W 2018-07-19 17:05:01.688 TODO: VxWorks6.8 - statistics not complete
172.28.80.21 at 00:50:56:a7:4c:db on motetsec0
172.28.80.22 at 00:50:56:a7:80:4b on motetsec0
172.28.80.158 at 00:03:2c:00:2d:0e on motetsec0
For a controller to be able to send a telegram to a remote node, it's MAC address must be part of the table above (=successfully resolved via ARP). I sense 172.28.80.21 and 22 are the Connectivity Server, which should be able to ping the controller.
However, a complete Network Information should contain more entries.

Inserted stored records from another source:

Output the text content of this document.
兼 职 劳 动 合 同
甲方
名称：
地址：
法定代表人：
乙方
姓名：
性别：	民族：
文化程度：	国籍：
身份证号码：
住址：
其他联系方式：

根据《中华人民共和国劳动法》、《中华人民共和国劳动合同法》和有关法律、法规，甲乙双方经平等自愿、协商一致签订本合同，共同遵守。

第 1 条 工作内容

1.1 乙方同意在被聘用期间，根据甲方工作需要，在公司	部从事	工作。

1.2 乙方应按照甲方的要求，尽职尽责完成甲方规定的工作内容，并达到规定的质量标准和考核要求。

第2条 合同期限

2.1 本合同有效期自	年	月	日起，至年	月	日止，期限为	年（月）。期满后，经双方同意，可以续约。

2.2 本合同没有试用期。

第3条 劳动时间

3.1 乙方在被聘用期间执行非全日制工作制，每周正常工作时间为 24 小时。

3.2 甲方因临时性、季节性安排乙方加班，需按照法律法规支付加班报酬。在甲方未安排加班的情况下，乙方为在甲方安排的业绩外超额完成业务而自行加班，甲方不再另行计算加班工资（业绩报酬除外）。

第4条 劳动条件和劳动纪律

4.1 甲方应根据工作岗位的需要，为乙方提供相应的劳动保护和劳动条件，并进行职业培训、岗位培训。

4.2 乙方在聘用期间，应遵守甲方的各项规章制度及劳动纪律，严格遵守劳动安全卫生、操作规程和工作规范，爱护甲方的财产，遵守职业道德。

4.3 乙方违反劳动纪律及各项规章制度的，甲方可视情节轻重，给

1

Here is an example from a non-PEC controller running 5.1 firmware.
INET route table - vr: 0, table: 254
Destination Gateway Flags Use If Metric
127.0.0.0/8 localhost UR 0 lo0 0
localhost localhost UH 3720229lo0 0
172.16.4.0/22 172.17.80.9 UGS 25388 cpm1 0
172.16.80.0/22 172.16.80.106 UC 78 cpm0 0
172.16.80.9 00:05:5d:64:97:9c UHL 3 cpm0 2
172.16.80.17 00:0d:88:52:fe:89 UHL 1156 cpm0 2
172.16.80.19 68:05:ca:33:dd:77 UHL 8785 cpm0 5
172.16.80.21 00:0d:88:52:fe:91 UHL 239 cpm0 2
172.16.80.32 00:15:17:0d:8b:84 UHL 99822 cpm0 2
172.16.80.51 00:1b:21:60:50:6d UHL 11039226cpm0 2
172.16.80.52 00:1b:21:60:4d:65 UHL 324174246cpm0 2
172.16.80.53 00:1b:21:62:86:7b UHL 519 cpm0 5
172.16.80.102 00:00:23:0a:11:98 UHL 11160347cpm0 2
172.16.80.106 172.16.80.106 UH 21 lo0 0
172.16.80.107 00:00:23:0d:1a:4c UHL 41852735cpm0 2
172.16.80.141 00:0c:29:bd:3f:ed UHL 82 cpm0 2
172.16.80.162 00:0c:29:c1:b8:a9 UHL 11221 cpm0 5
172.16.80.163 00:0c:29:75:56:30 UHL 11712 cpm0 5
172.16.84.0/22 172.17.80.9 UGS 0 cpm1 0
172.17.4.0/22 172.17.80.9 UGS 8 cpm1 0
172.17.80.0/22 172.17.80.106 UC 1459 cpm1 0
172.17.80.9 00:05:5d:64:97:9d UHL 40515 cpm1 5
172.17.80.17 00:0d:88:52:fe:88 UHL 230 cpm1 2
172.17.80.53 00:1b:21:62:86:7a UHL 93 cpm1 5
172.17.80.106 172.17.80.106 UH 0 lo0 0
172.17.80.141 00:0c:29:bd:3f:01 UHL 6 cpm1 5
172.17.84.0/22 172.17.80.9 UGS 0 cpm1 0
172.16.80.9 at 00:05:5d:64:97:9c on cpm0
172.16.80.17 at 00:0d:88:52:fe:89 on cpm0
172.16.80.19 at 68:05:ca:33:dd:77 on cpm0
172.16.80.21 at 00:0d:88:52:fe:91 on cpm0
172.16.80.32 at 00:15:17:0d:8b:84 on cpm0
172.16.80.51 at 00:1b:21:60:50:6d on cpm0
172.16.80.52 at 00:1b:21:60:4d:65 on cpm0
172.16.80.53 at 00:1b:21:62:86:7b on cpm0
172.16.80.102 at 00:00:23:0a:11:98 on cpm0
172.16.80.107 at 00:00:23:0d:1a:4c on cpm0
172.16.80.141 at 00:0c:29:bd:3f:ed on cpm0
172.16.80.162 at 00:0c:29:c1:b8:a9 on cpm0
172.16.80.163 at 00:0c:29:75:56:30 on cpm0
172.17.80.9 at 00:05:5d:64:97:9d on cpm1
172.17.80.17 at 00:0d:88:52:fe:88 on cpm1
172.17.80.53 at 00:1b:21:62:86:7a on cpm1
172.17.80.141 at 00:0c:29:bd:3f:01 on cpm1
As you can see, there are routing entries for the Client Server network (172.16.4.0/22) and for a second control network area (172.16.84.0/22). These entries makes it possible to reach nodes on those remote subnets.
I suggest that you report this problem to the PEC support team; they may ask for help from SE if needed.